Trauma Relief Unlimited

T.R.U. Project Outline and Development

The Trauma Relief Unlimited (T.R.U.) Research Study was truly a collaborative venture between the Trauma Relief Unlimited, (T.R.U.) Program, Brown University and the Rhode Island Foundation. The T.R.U. Program provided the treatment methodology, application and overall design of the Research Study. Brown University provided the Institutional Review Board, (I.R.B.) and acted as the fiscal agent. The Rhode Island Foundation provided the funding.

The T.R.U. Research Study commenced in March 2001 following the approval of $30,000 in grant funding by the Rhode Island Foundation. Brown University provided the necessary preliminary review (I.R.B.) and continued to oversee the research to completion. A research design was developed. A psychometrist was selected to review the design, to collect, tabulate, interpret and report data. A second professional was selected and trained to administer the T.R.U. protocol. Research study participants were selected from the general public through two sources of recruitment-newspaper advertising and referral from the professional community. Research Study participants were screened and randomly assigned to one of the two T.R.U. treating clinicians. Participants signed a consent to participate form and were asked to commit to four weekly T.R.U. treatment sessions including an initial Psychosocial Evaluation. After consultation with the psychometrist, a suitable, standardized trauma measuring device was selected. In addition, a second patient report, symptoms tracking system was developed.

The T.R.U. Research Study would be a 40 trauma survivor, randomly assigned, control group study using two treating professionals. The general intent of the Research Study design was to scientifically demonstrate the power and effectiveness of the T.R.U. method and to answer the recommendations of the earlier T.R.U. Pilot Project completed in 2000. The goals here were to: l. Increase the sample size from 10 Pilot participants to 40 Research Study participants. 2. To demonstrate that the T.R.U. protocol, and not the special qualities of its founder, was responsible for results. This would be accomplished by training and subsequently treating a portion of the participants with another T.R.U. therapist. 3. To add to scientific validity and reliability by using a control group, i.e. replacing the “before and after” Pilot format. Two other changes in the design from the Pilot design are notable. The Pilot participants were children. The Research Study participants would be adults. This would demonstrate the power and effectiveness of T.R.U. with a much broader age spectrum, virtually covering all ages, 6 years and older. This is particularly significant since traditional Art Therapy, the method from which T.R.U. was derived, has historically been a children’s methodology, commonly used with those under age 12. The Research Study was designed to demonstrate T.R.U. effectiveness with adults as well as with children. Finally, a different psychometrist was chosen to review the Research Study to get another professional reaction to, and interpretation of, the findings.

The treatment phase began in March, 2001. 40 participants were screened and subsequently assigned randomly to either a Control group or an Experimental group. The experimental group was divided into two groups. One group would be treated by the T.R.U. founder, the other by the trained T.R.U. therapist. All participants were pre-tested with the Trauma Symptoms Inventory, a standardized test for adult trauma survivors, developed by nationally recognized trauma specialist John Briere. Incidentally, another of Briere’s tests, The Trauma Symptoms Checklist for Children was used for the Pilot. The T.S.I. established a standardized baseline for treatment. A patient report tracking chart was also administered to all study participants adding another measuring tool. This tracking device noted weekly patient report of trauma symptom levels- including levels of depression and frequency of trauma symptoms. The latter included nightmares, flashbacks, anxiety attacks, violent episodes and crying spells. All common symptoms of trauma.

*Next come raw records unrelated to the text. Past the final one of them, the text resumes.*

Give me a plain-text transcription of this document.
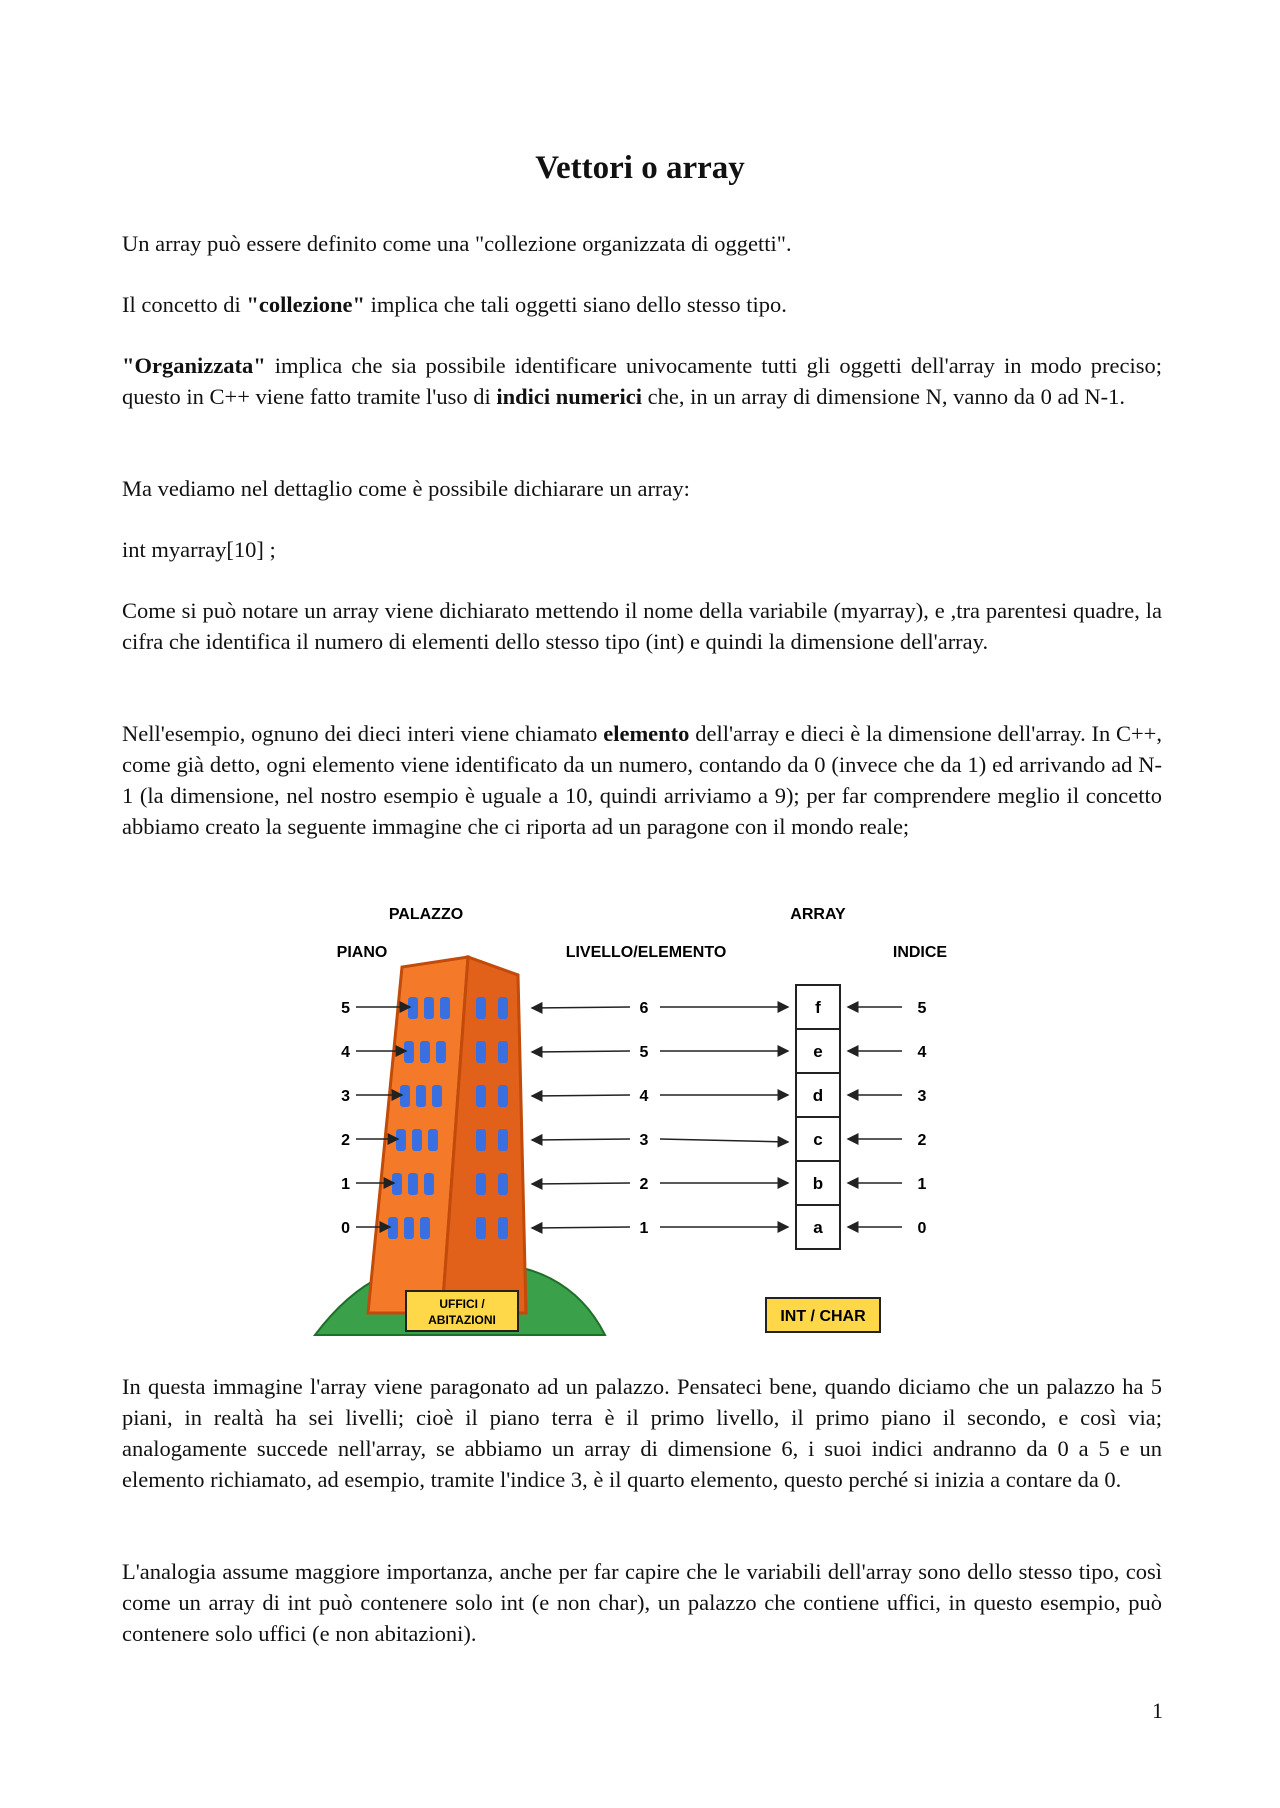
Vettori o array

Un array può essere definito come una "collezione organizzata di oggetti".

Il concetto di "collezione" implica che tali oggetti siano dello stesso tipo.

"Organizzata" implica che sia possibile identificare univocamente tutti gli oggetti dell'array in modo preciso; questo in C++ viene fatto tramite l'uso di indici numerici che, in un array di dimensione N, vanno da 0 ad N-1.

Ma vediamo nel dettaglio come è possibile dichiarare un array:

int myarray[10] ;

Come si può notare un array viene dichiarato mettendo il nome della variabile (myarray), e ,tra parentesi quadre, la cifra che identifica il numero di elementi dello stesso tipo (int) e quindi la dimensione dell'array.

Nell'esempio, ognuno dei dieci interi viene chiamato elemento dell'array e dieci è la dimensione dell'array. In C++, come già detto, ogni elemento viene identificato da un numero, contando da 0 (invece che da 1) ed arrivando ad N-1 (la dimensione, nel nostro esempio è uguale a 10, quindi arriviamo a 9); per far comprendere meglio il concetto abbiamo creato la seguente immagine che ci riporta ad un paragone con il mondo reale;

UFFICI /
ABITAZIONI
PALAZZO	ARRAY
PIANO	LIVELLO/ELEMENTO	INDICE
5	6	f	5
4	5	e	4
3	4	d	3
2	3	c	2
1	2	b	1
0	1	a	0
INT / CHAR

In questa immagine l'array viene paragonato ad un palazzo. Pensateci bene, quando diciamo che un palazzo ha 5 piani, in realtà ha sei livelli; cioè il piano terra è il primo livello, il primo piano il secondo, e così via; analogamente succede nell'array, se abbiamo un array di dimensione 6, i suoi indici andranno da 0 a 5 e un elemento richiamato, ad esempio, tramite l'indice 3, è il quarto elemento, questo perché si inizia a contare da 0.

L'analogia assume maggiore importanza, anche per far capire che le variabili dell'array sono dello stesso tipo, così come un array di int può contenere solo int (e non char), un palazzo che contiene uffici, in questo esempio, può contenere solo uffici (e non abitazioni).

1
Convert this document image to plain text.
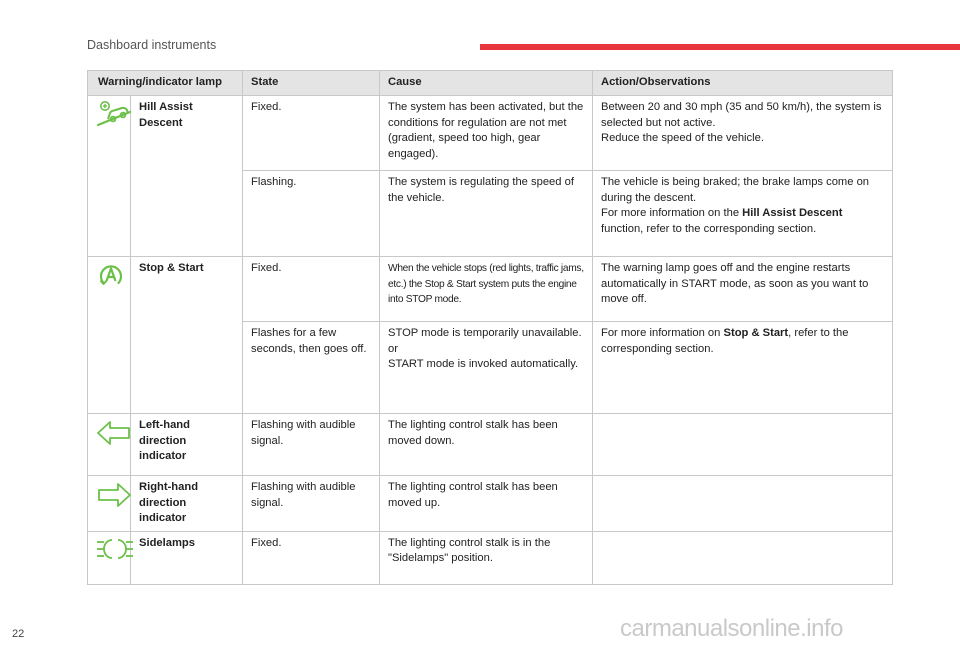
Dashboard instruments
Warning/indicator lamp		State	Cause	Action/Observations

	Hill Assist Descent	Fixed.	The system has been activated, but the conditions for regulation are not met (gradient, speed too high, gear engaged).	Between 20 and 30 mph (35 and 50 km/h), the system is selected but not active.
Reduce the speed of the vehicle.

		Flashing.	The system is regulating the speed of the vehicle.	The vehicle is being braked; the brake lamps come on during the descent.
For more information on the Hill Assist Descent function, refer to the corresponding section.

	Stop & Start	Fixed.	When the vehicle stops (red lights, traffic jams, etc.) the Stop & Start system puts the engine into STOP mode.	The warning lamp goes off and the engine restarts automatically in START mode, as soon as you want to move off.
		Flashes for a few seconds, then goes off.	STOP mode is temporarily unavailable.
or
START mode is invoked automatically.	For more information on Stop & Start, refer to the corresponding section.

	Left-hand direction indicator	Flashing with audible signal.	The lighting control stalk has been moved down.	

	Right-hand direction indicator	Flashing with audible signal.	The lighting control stalk has been moved up.	

	Sidelamps	Fixed.	The lighting control stalk is in the "Sidelamps" position.	
22	carmanualsonline.info
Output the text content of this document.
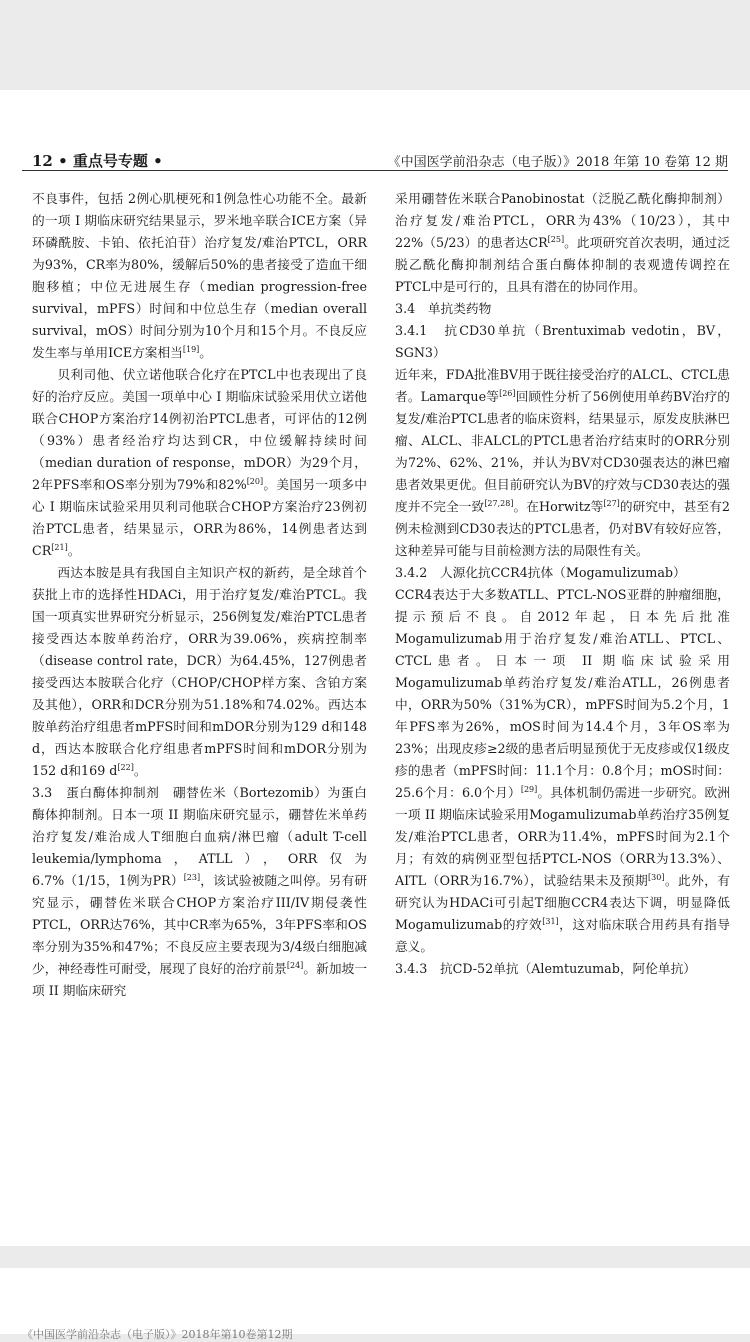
12 • 重点号专题 •	《中国医学前沿杂志（电子版）》2018 年第 10 卷第 12 期

不良事件，包括 2例心肌梗死和1例急性心功能不全。最新的一项 I 期临床研究结果显示，罗米地辛联合ICE方案（异环磷酰胺、卡铂、依托泊苷）治疗复发/难治PTCL，ORR为93%，CR率为80%，缓解后50%的患者接受了造血干细胞移植；中位无进展生存（median progression-free survival，mPFS）时间和中位总生存（median overall survival，mOS）时间分别为10个月和15个月。不良反应发生率与单用ICE方案相当[19]。

贝利司他、伏立诺他联合化疗在PTCL中也表现出了良好的治疗反应。美国一项单中心 I 期临床试验采用伏立诺他联合CHOP方案治疗14例初治PTCL患者，可评估的12例（93%）患者经治疗均达到CR，中位缓解持续时间（median duration of response，mDOR）为29个月，2年PFS率和OS率分别为79%和82%[20]。美国另一项多中心 I 期临床试验采用贝利司他联合CHOP方案治疗23例初治PTCL患者，结果显示，ORR为86%，14例患者达到CR[21]。

西达本胺是具有我国自主知识产权的新药，是全球首个获批上市的选择性HDACi，用于治疗复发/难治PTCL。我国一项真实世界研究分析显示，256例复发/难治PTCL患者接受西达本胺单药治疗，ORR为39.06%，疾病控制率（disease control rate，DCR）为64.45%，127例患者接受西达本胺联合化疗（CHOP/CHOP样方案、含铂方案及其他），ORR和DCR分别为51.18%和74.02%。西达本胺单药治疗组患者mPFS时间和mDOR分别为129 d和148 d，西达本胺联合化疗组患者mPFS时间和mDOR分别为152 d和169 d[22]。

3.3　蛋白酶体抑制剂　硼替佐米（Bortezomib）为蛋白酶体抑制剂。日本一项 II 期临床研究显示，硼替佐米单药治疗复发/难治成人T细胞白血病/淋巴瘤（adult T-cell leukemia/lymphoma，ATLL），ORR仅为6.7%（1/15，1例为PR）[23]，该试验被随之叫停。另有研究显示，硼替佐米联合CHOP方案治疗III/IV期侵袭性PTCL，ORR达76%，其中CR率为65%，3年PFS率和OS率分别为35%和47%；不良反应主要表现为3/4级白细胞减少，神经毒性可耐受，展现了良好的治疗前景[24]。新加坡一项 II 期临床研究

采用硼替佐米联合Panobinostat（泛脱乙酰化酶抑制剂）治疗复发/难治PTCL，ORR为43%（10/23），其中22%（5/23）的患者达CR[25]。此项研究首次表明，通过泛脱乙酰化酶抑制剂结合蛋白酶体抑制的表观遗传调控在PTCL中是可行的，且具有潜在的协同作用。

3.4　单抗类药物

3.4.1　抗CD30单抗（Brentuximab vedotin，BV，SGN3）

近年来，FDA批准BV用于既往接受治疗的ALCL、CTCL患者。Lamarque等[26]回顾性分析了56例使用单药BV治疗的复发/难治PTCL患者的临床资料，结果显示，原发皮肤淋巴瘤、ALCL、非ALCL的PTCL患者治疗结束时的ORR分别为72%、62%、21%，并认为BV对CD30强表达的淋巴瘤患者效果更优。但目前研究认为BV的疗效与CD30表达的强度并不完全一致[27,28]。在Horwitz等[27]的研究中，甚至有2例未检测到CD30表达的PTCL患者，仍对BV有较好应答，这种差异可能与目前检测方法的局限性有关。

3.4.2　人源化抗CCR4抗体（Mogamulizumab）

CCR4表达于大多数ATLL、PTCL-NOS亚群的肿瘤细胞，提示预后不良。自2012年起，日本先后批准Mogamulizumab用于治疗复发/难治ATLL、PTCL、CTCL患者。日本一项 II 期临床试验采用Mogamulizumab单药治疗复发/难治ATLL，26例患者中，ORR为50%（31%为CR），mPFS时间为5.2个月，1年PFS率为26%，mOS时间为14.4个月，3年OS率为23%；出现皮疹≥2级的患者后明显预优于无皮疹或仅1级皮疹的患者（mPFS时间：11.1个月：0.8个月；mOS时间：25.6个月：6.0个月）[29]。具体机制仍需进一步研究。欧洲一项 II 期临床试验采用Mogamulizumab单药治疗35例复发/难治PTCL患者，ORR为11.4%，mPFS时间为2.1个月；有效的病例亚型包括PTCL-NOS（ORR为13.3%）、AITL（ORR为16.7%），试验结果未及预期[30]。此外，有研究认为HDACi可引起T细胞CCR4表达下调，明显降低Mogamulizumab的疗效[31]，这对临床联合用药具有指导意义。

3.4.3　抗CD-52单抗（Alemtuzumab，阿伦单抗）

《中国医学前沿杂志（电子版）》2018年第10卷第12期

Control Group participants were pre-tested and then asked to wait 30 days before beginning treatment. Collection of Control Group data before and after the waiting period allowed for a “no treatment” comparison. Control Group participants were then T.R.U. treated. The Experimental Group was pre-tested and then T.R.U. treated immediately. Participants in both groups were post-tested two weeks after the third and final T.R.U. treatment. Participants in both groups at this writing are being “follow-up tested” four months after the last T.R.U. treatment. Follow-up testing is designed to preclude “placebo” effects and to demonstrate T.R.U. staying power over time.